Shifting landscape for emotional thriller

Viggo Mortensen and Hossein Amini. Picture: Supplied

When acclaimed screenwriter Hossein Amini (Drive, Wings of the Dove, Snow White and the Huntsman) set out to make his directing debut by adapting Patricia Highsmith's 1964 crime novel The Two Faces of January, he didn't look to the best-known big-screen version of the legendary crime writer's work, Anthony Minghella's The Talented Mr Ripley.

Rather he went back to an earlier adaptation of the tale of an impoverished American who kills an indolent rich boy and takes over his identity, Rene Clement's Plein Soleil or Purple Noon (1960), the film that launched the career of Gallic dreamboat Alain Delon.

"I like Minghella's movie but it is a little too pretty for the entire running time," said the Iranian-born British writer-turned-director over the phone from Sydney.

"In Purple Noon the shift in the look of the film, from the classicism of the early stages to the more ragged look of the second half, reflects the mental state of the increasingly desperate Tom Ripley."

Amini says he wanted to achieve something similar in his adaptation of The Two Faces of January, Highsmith's 1964 psychological thriller about a wealthy American couple and a handsome young expat conman who become entangled in a web of desire and intrigue in early 1960s Greece.

When crooked investment adviser Chester McFarland (Viggo Mortensen) accidentally kills a detective hot on his trail, his wife's equally duplicitous tour guide Rydal (Oscar Isaac) jumps into help, taking the couple to Crete while they wait for forged passports that he has arranged.

However, as with all Highsmith tales, the twists and turns of the narrative are less important than the psychology of the characters, with Chester increasingly disturbed by his wife Colette's (Kirsten Dunst) close relationship with Rydal and the two men seeing something of themselves in each other (the perennial Highsmith concern with doubles and homo-eroticism).

"I wanted to start off with a picture-postcard-perfect version of Athens. And as the characters start to unravel the landscape and the look of the film starts to alter. I see it as a journey of landscape as well as of character," he says.

Indeed, Amini had other films of the period in mind, such as the wrenching marital studies of Jean-Luc Godard (specifically Le Mepris) and Michelangelo Anton- ioni's great trilogy (L'Avventura, La Notte and L'Eclisse).

"I rewatched these films before I began work on Two Faces because of the way they capture the silence that settles on a marriage that is breaking down, the desperation of people falling in love and falling out of love."

Adapting The Two Faces of January has been a career-long obsession for Amini, who first read the book more than 20 years ago while at university. "It was loosely plotted, inconsistent at times, often illogical but somehow the story and its flawed characters got under my skin," he says.

"It was the only book I've ever adapted that I felt compelled to direct, mostly because I recognised so many of the characters' emotional contradictions and shortcomings in myself.

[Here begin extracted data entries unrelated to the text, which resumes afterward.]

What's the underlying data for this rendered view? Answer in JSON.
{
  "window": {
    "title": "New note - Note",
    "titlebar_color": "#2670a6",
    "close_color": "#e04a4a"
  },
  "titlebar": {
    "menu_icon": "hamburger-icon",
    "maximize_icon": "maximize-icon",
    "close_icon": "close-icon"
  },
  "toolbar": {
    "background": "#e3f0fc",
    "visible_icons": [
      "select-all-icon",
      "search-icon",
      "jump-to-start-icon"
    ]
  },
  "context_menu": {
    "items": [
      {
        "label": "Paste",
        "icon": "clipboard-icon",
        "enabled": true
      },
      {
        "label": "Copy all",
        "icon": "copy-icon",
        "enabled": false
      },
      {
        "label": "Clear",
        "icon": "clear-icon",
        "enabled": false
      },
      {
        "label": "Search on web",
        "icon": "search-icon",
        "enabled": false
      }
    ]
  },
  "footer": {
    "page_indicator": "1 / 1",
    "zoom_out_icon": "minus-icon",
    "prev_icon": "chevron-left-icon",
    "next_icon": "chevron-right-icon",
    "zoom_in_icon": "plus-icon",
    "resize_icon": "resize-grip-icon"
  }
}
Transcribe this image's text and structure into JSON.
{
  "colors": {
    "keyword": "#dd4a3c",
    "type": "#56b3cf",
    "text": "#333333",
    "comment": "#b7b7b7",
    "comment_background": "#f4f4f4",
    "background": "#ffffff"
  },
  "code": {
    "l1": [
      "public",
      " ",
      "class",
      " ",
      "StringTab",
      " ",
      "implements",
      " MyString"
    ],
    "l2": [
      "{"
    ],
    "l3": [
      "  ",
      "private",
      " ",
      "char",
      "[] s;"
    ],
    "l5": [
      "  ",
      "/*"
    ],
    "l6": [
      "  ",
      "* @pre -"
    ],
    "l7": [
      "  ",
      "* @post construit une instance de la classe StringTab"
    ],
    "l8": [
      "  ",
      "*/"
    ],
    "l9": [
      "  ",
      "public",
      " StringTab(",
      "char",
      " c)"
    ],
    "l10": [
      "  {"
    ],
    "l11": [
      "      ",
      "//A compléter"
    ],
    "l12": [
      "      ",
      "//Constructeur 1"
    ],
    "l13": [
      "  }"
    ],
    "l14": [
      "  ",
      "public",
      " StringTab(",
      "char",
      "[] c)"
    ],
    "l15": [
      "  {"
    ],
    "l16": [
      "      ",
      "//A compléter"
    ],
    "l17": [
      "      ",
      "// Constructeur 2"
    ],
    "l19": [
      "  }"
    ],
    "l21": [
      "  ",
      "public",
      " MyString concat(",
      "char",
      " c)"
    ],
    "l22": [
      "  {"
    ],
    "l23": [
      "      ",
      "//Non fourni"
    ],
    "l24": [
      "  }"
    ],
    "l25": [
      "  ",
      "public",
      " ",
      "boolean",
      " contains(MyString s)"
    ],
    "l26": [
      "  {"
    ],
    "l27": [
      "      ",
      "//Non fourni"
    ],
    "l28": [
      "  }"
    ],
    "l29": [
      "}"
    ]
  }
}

Highsmith has the uncanny ability to shine a light on parts of ourselves we'd rather hide, especially the indignity of human emotions and behaviour.

"Her characters are liars, conmen, drunks: they become irrationally jealous, paranoid and often stupid. Yet these very flaws and contradictions are what make them so painfully human and relatable."

Amini was also drawn to the psychological struggle between Chester and Rydal, who as the film evolves become more wary of each other because they realise how alike they are (Chester even looks like Rydal's father).

"I love the idea of the psychological battle between two men," says Amini, who cites the Pacino/De Niro face-off in Heat as an influence. "Even though one will have to destroy the other there is a respect, almost a love between them."

Despite his success as a screenwriter in both the British and American film industries and the critical and box-office triumph for the previous Highsmith adaptation The Talented Mr Ripley, Amini struggled to realise his passion project and make his directing debut.

Things started to fall into place when the enigmatic Lord of the Rings star Mortensen agreed to play Chester, a coup that Amini pulled off with surprising ease.

He flew to Madrid, where the very un-Hollywood Mortensen lives, and expected to be left waiting for several days while the actor found time in his schedule to attend a meeting or things were OK with his astrologer, which is routine for big movie stars.

"When I arrived at my hotel he phoned to see if I was OK. Then he walked over to take me out to dinner. He was perfectly lovely and down to earth.

"And he doesn't work that often, so securing Viggo's services was quite a coup and certainly helped to get the film made."